MindAgent: Emergent Gaming Interaction
- Steven Gong ,
- Qiuyuan Huang ,
- Xiaojian Ma ,
- Hoi Vo ,
- Zane Durante ,
- Yusuke Noda ,
- Zilong Zheng ,
- Song-chun Zhu ,
- Demetri Terzopoulos ,
- Feifei Li ,
- Jianfeng Gao
Processings of NAACL 2024 |
Organized by Generated the model and infrastructure with Microsoft Gaming US.
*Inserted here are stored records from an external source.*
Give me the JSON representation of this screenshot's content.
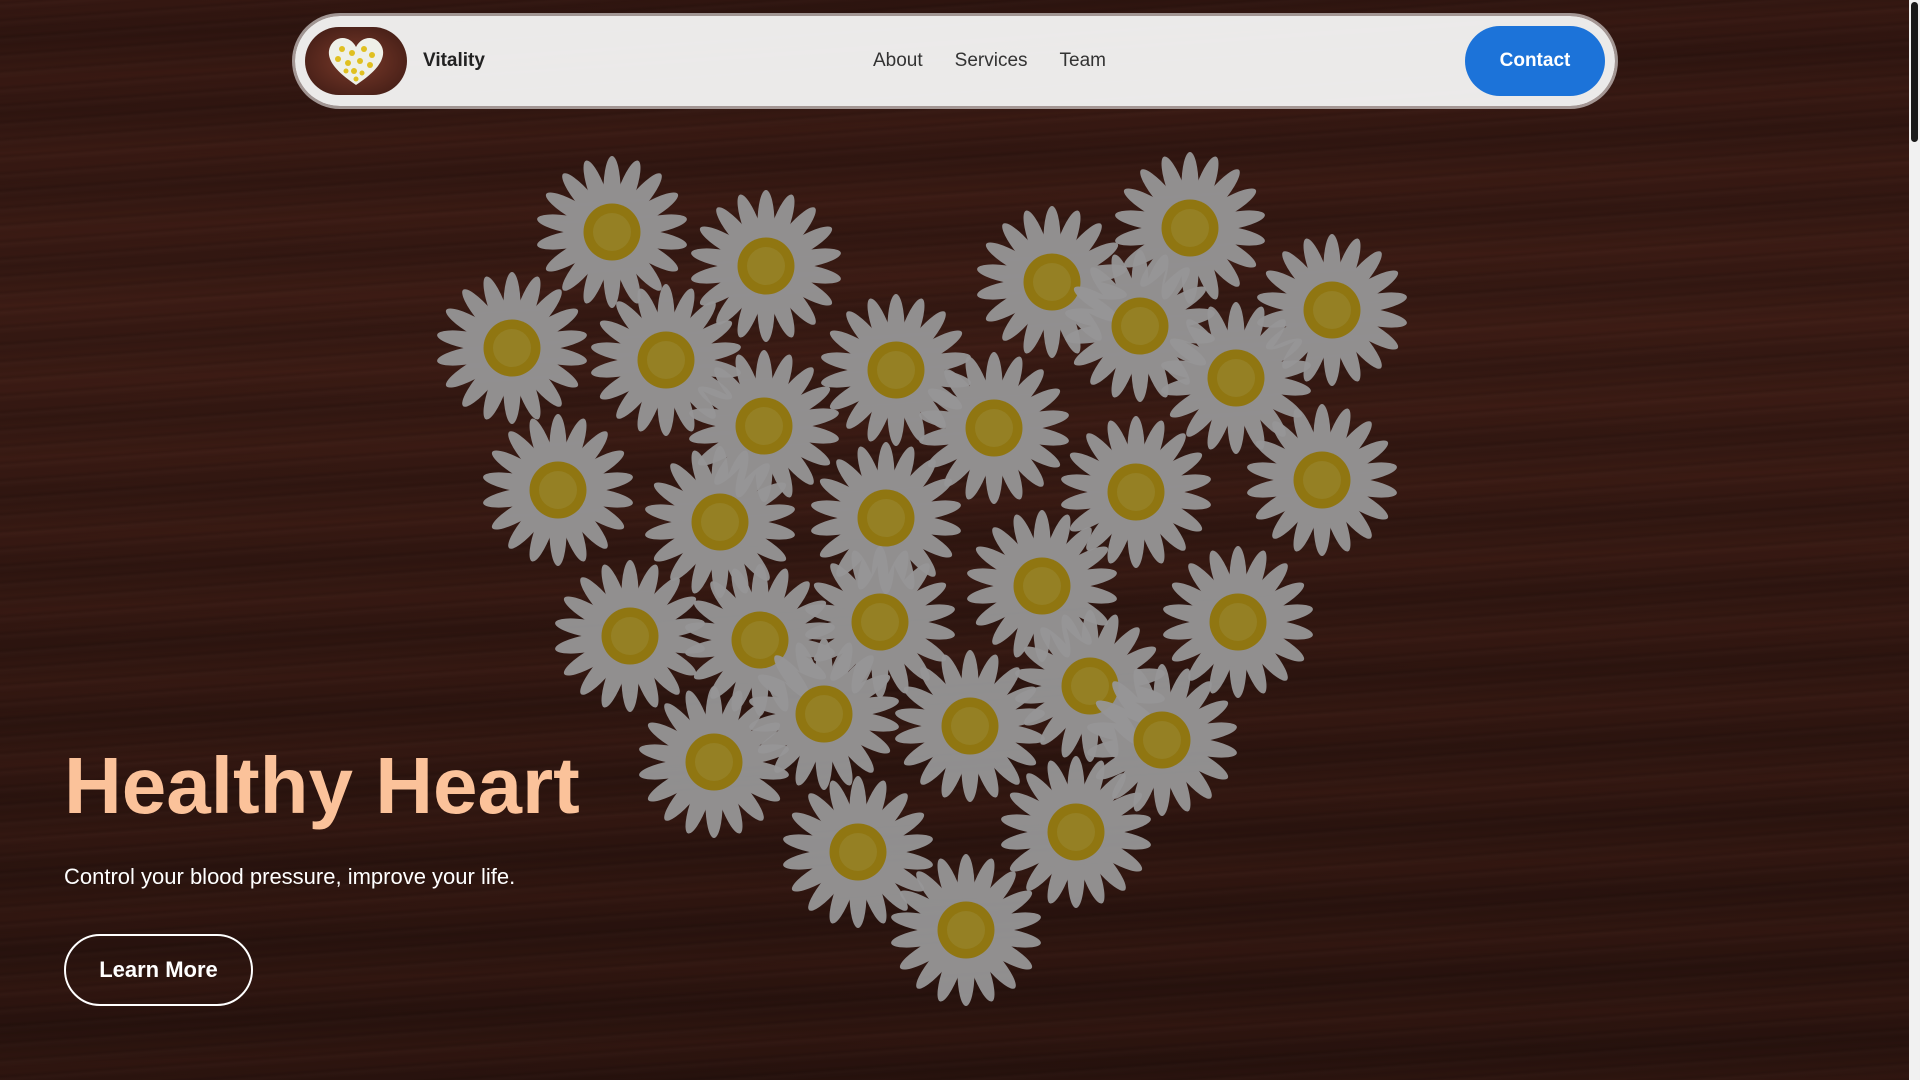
{
  "navbar": {
    "brand": "Vitality",
    "logo_icon": "daisy-heart-logo",
    "links": [
      {
        "label": "About"
      },
      {
        "label": "Services"
      },
      {
        "label": "Team"
      }
    ],
    "contact_label": "Contact"
  },
  "hero": {
    "background_image": "daisy-heart-on-wood",
    "title": "Healthy Heart",
    "subtitle": "Control your blood pressure, improve your life.",
    "cta_label": "Learn More"
  },
  "colors": {
    "accent": "#1c73d9",
    "title": "#fbc29a",
    "navbar_bg": "#f5f5f5",
    "wood_dark": "#4b2219"
  }
}
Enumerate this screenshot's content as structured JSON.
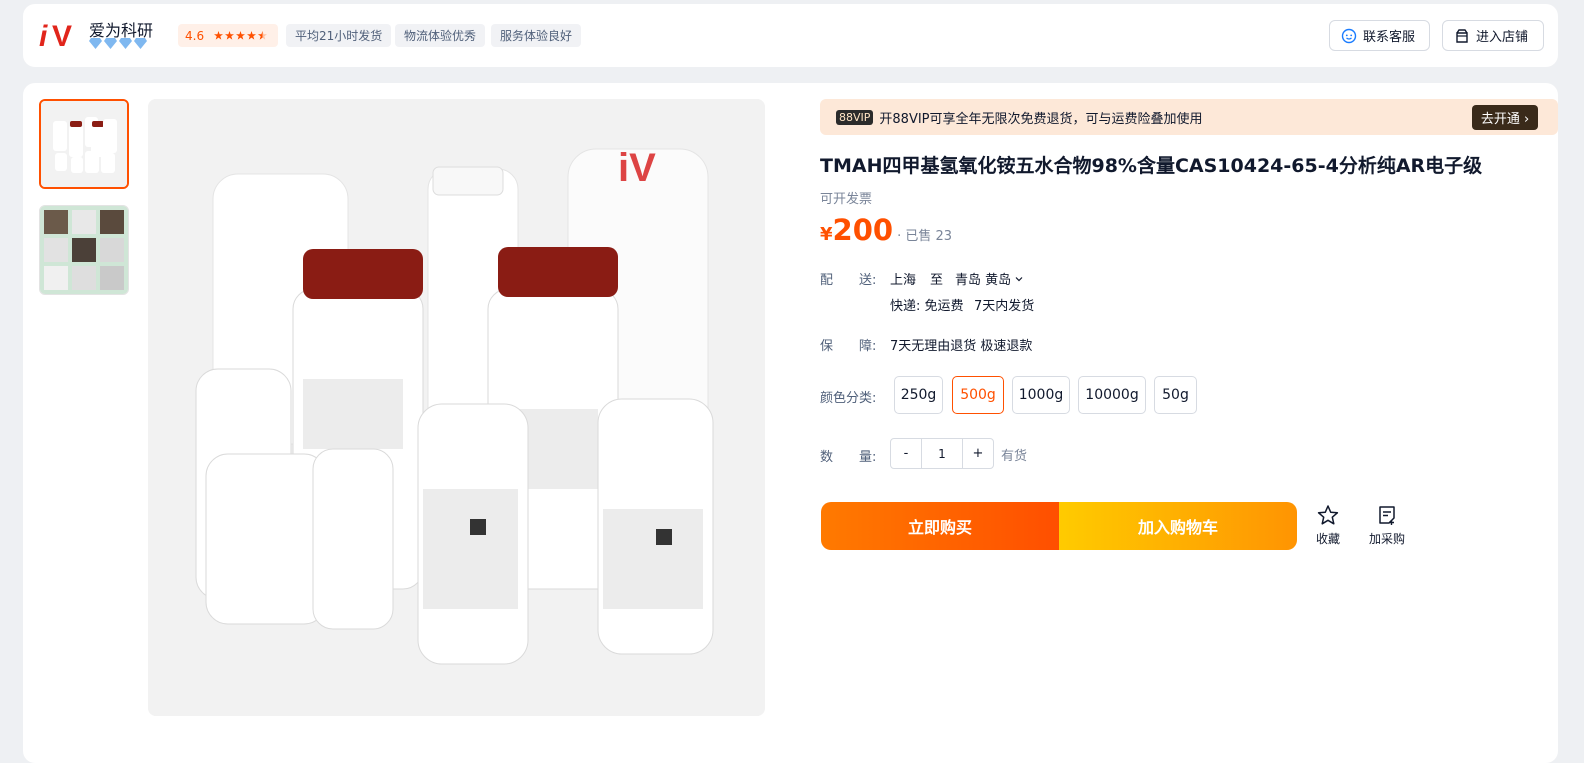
{
  "shop": {
    "name": "爱为科研",
    "logo_text": "iV",
    "rating": "4.6",
    "tags": [
      "平均21小时发货",
      "物流体验优秀",
      "服务体验良好"
    ],
    "contact_label": "联系客服",
    "enter_store_label": "进入店铺"
  },
  "vip": {
    "tag": "88VIP",
    "text": "开88VIP可享全年无限次免费退货，可与运费险叠加使用",
    "button": "去开通 ›"
  },
  "product": {
    "title": "TMAH四甲基氢氧化铵五水合物98%含量CAS10424-65-4分析纯AR电子级",
    "invoice": "可开发票",
    "currency": "¥",
    "price": "200",
    "sold": "· 已售 23",
    "image_watermark": "iV爱为"
  },
  "delivery": {
    "label": "配　　送:",
    "from": "上海",
    "to_word": "至",
    "dest": "青岛 黄岛",
    "express": "快递: 免运费",
    "ship_time": "7天内发货"
  },
  "guarantee": {
    "label": "保　　障:",
    "value": "7天无理由退货 极速退款"
  },
  "sku": {
    "label": "颜色分类:",
    "options": [
      "250g",
      "500g",
      "1000g",
      "10000g",
      "50g"
    ],
    "selected": "500g"
  },
  "quantity": {
    "label": "数　　量:",
    "minus": "-",
    "value": "1",
    "plus": "+",
    "stock": "有货"
  },
  "actions": {
    "buy_now": "立即购买",
    "add_cart": "加入购物车",
    "favorite": "收藏",
    "purchase_list": "加采购"
  },
  "colors": {
    "accent": "#ff5000",
    "brand_red": "#e1251b"
  }
}
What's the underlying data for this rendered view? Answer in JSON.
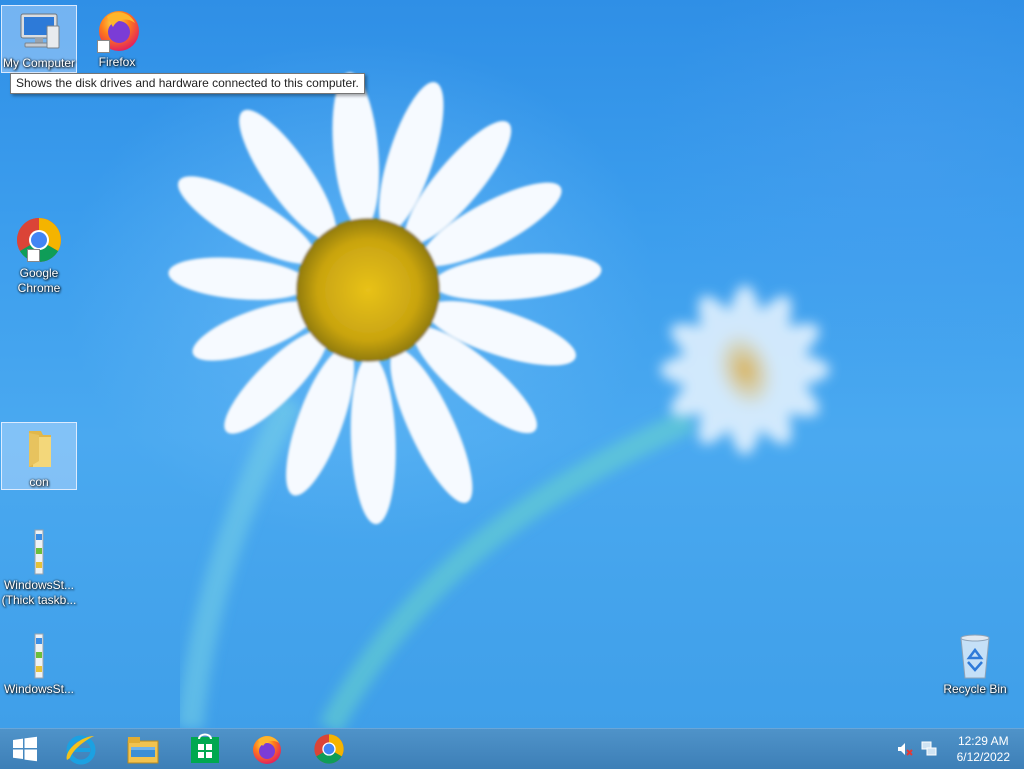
{
  "desktop": {
    "icons": [
      {
        "label": "My Computer",
        "icon": "computer-icon",
        "selected": true
      },
      {
        "label": "Firefox",
        "icon": "firefox-icon",
        "shortcut": true
      },
      {
        "label": "Google Chrome",
        "icon": "chrome-icon",
        "shortcut": true
      },
      {
        "label": "con",
        "icon": "folder-icon",
        "selected": true
      },
      {
        "label": "WindowsSt... (Thick taskb...",
        "icon": "windowsstyle-icon"
      },
      {
        "label": "WindowsSt...",
        "icon": "windowsstyle-icon"
      },
      {
        "label": "Recycle Bin",
        "icon": "recycle-bin-icon"
      }
    ],
    "tooltip": "Shows the disk drives and hardware connected to this computer."
  },
  "taskbar": {
    "buttons": [
      {
        "name": "start",
        "icon": "windows-logo-icon"
      },
      {
        "name": "internet-explorer",
        "icon": "internet-explorer-icon"
      },
      {
        "name": "file-explorer",
        "icon": "file-explorer-icon"
      },
      {
        "name": "store",
        "icon": "store-icon"
      },
      {
        "name": "firefox",
        "icon": "firefox-icon"
      },
      {
        "name": "chrome",
        "icon": "chrome-icon"
      }
    ],
    "tray": {
      "icons": [
        "volume-muted-icon",
        "network-icon"
      ],
      "time": "12:29 AM",
      "date": "6/12/2022"
    }
  },
  "colors": {
    "accent": "#3d7fb7",
    "wallpaper_blue": "#3b9ded"
  }
}
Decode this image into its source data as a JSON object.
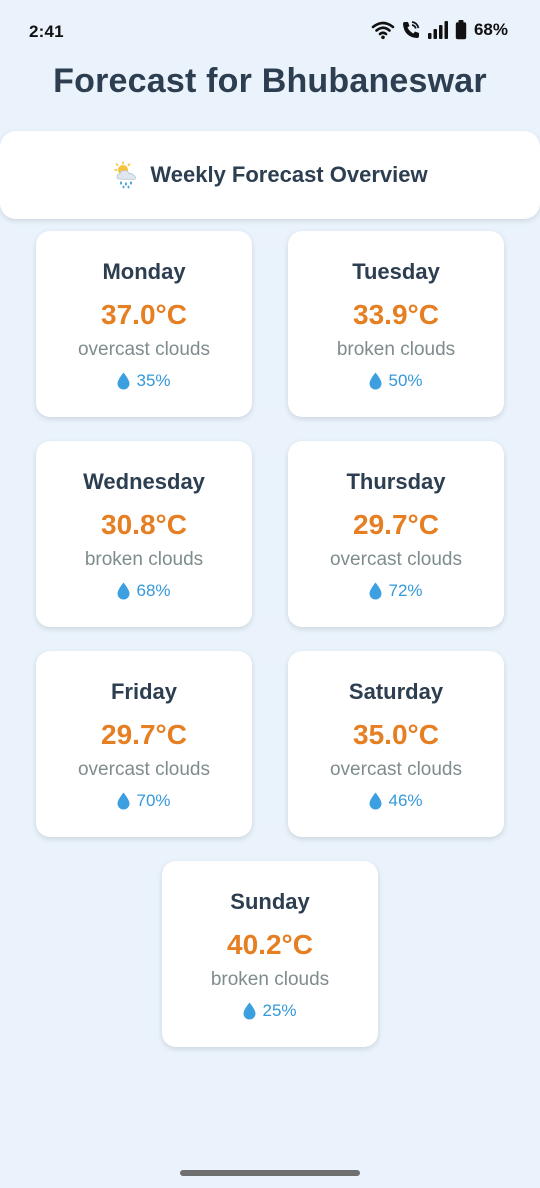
{
  "status_bar": {
    "time": "2:41",
    "battery": "68%",
    "icons": [
      "wifi-icon",
      "wifi-calling-icon",
      "signal-icon",
      "battery-icon"
    ]
  },
  "page": {
    "title": "Forecast for Bhubaneswar"
  },
  "overview": {
    "title": "Weekly Forecast Overview",
    "icon": "sun-behind-rain-cloud-icon"
  },
  "days": [
    {
      "name": "Monday",
      "temp": "37.0°C",
      "desc": "overcast clouds",
      "humidity": "35%"
    },
    {
      "name": "Tuesday",
      "temp": "33.9°C",
      "desc": "broken clouds",
      "humidity": "50%"
    },
    {
      "name": "Wednesday",
      "temp": "30.8°C",
      "desc": "broken clouds",
      "humidity": "68%"
    },
    {
      "name": "Thursday",
      "temp": "29.7°C",
      "desc": "overcast clouds",
      "humidity": "72%"
    },
    {
      "name": "Friday",
      "temp": "29.7°C",
      "desc": "overcast clouds",
      "humidity": "70%"
    },
    {
      "name": "Saturday",
      "temp": "35.0°C",
      "desc": "overcast clouds",
      "humidity": "46%"
    },
    {
      "name": "Sunday",
      "temp": "40.2°C",
      "desc": "broken clouds",
      "humidity": "25%"
    }
  ],
  "colors": {
    "background": "#eaf3fc",
    "title": "#2c3e50",
    "temperature": "#e67e22",
    "description": "#7f8c8d",
    "humidity": "#3498db"
  }
}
Large Language Models (LLMs) have the capacity of performing complex scheduling in a multi-agent system and can coordinate these agents into completing sophisticated tasks that require extensive collaboration. However, despite the introduction of numerous gaming frameworks, the community has insufficient benchmarks rather than building general multi-agents collaboration infrastructure that encompass both LLM and human-NPCs communications. In this work, we propose a novel infrastructure – MindAgent – to evaluate planning and coordination emergent capabilities for gaming interaction. In particular, our infrastructure leverages existing gaming framework to require understanding of the coordinator for a considerable multi-agents, collaborate with human players via un-finetuned proper instructions, and establish an in-context learning with feedback on few-shot prompt way. Furthermore, we introduce CuisineWorld, a new gaming scenario and related benchmark that dispatch a multi-agent collaboration efficiency and supervise multiple agents playing the game simultaneously. We conduct comprehensive evaluations with new auto-metric CoS for calculating the collaboration efficiency. Finally, our infrastructure can be deployed into real-world gaming scenarios in a customized VR game ”CuisineWorld” and adapted in existing border gaming ”Minecraft” domain. We hope our findings on LLMs and the new infrastructure for general-purpose scheduling and coordination can help shed light on how such skills can be obtained by learning from large text corpora.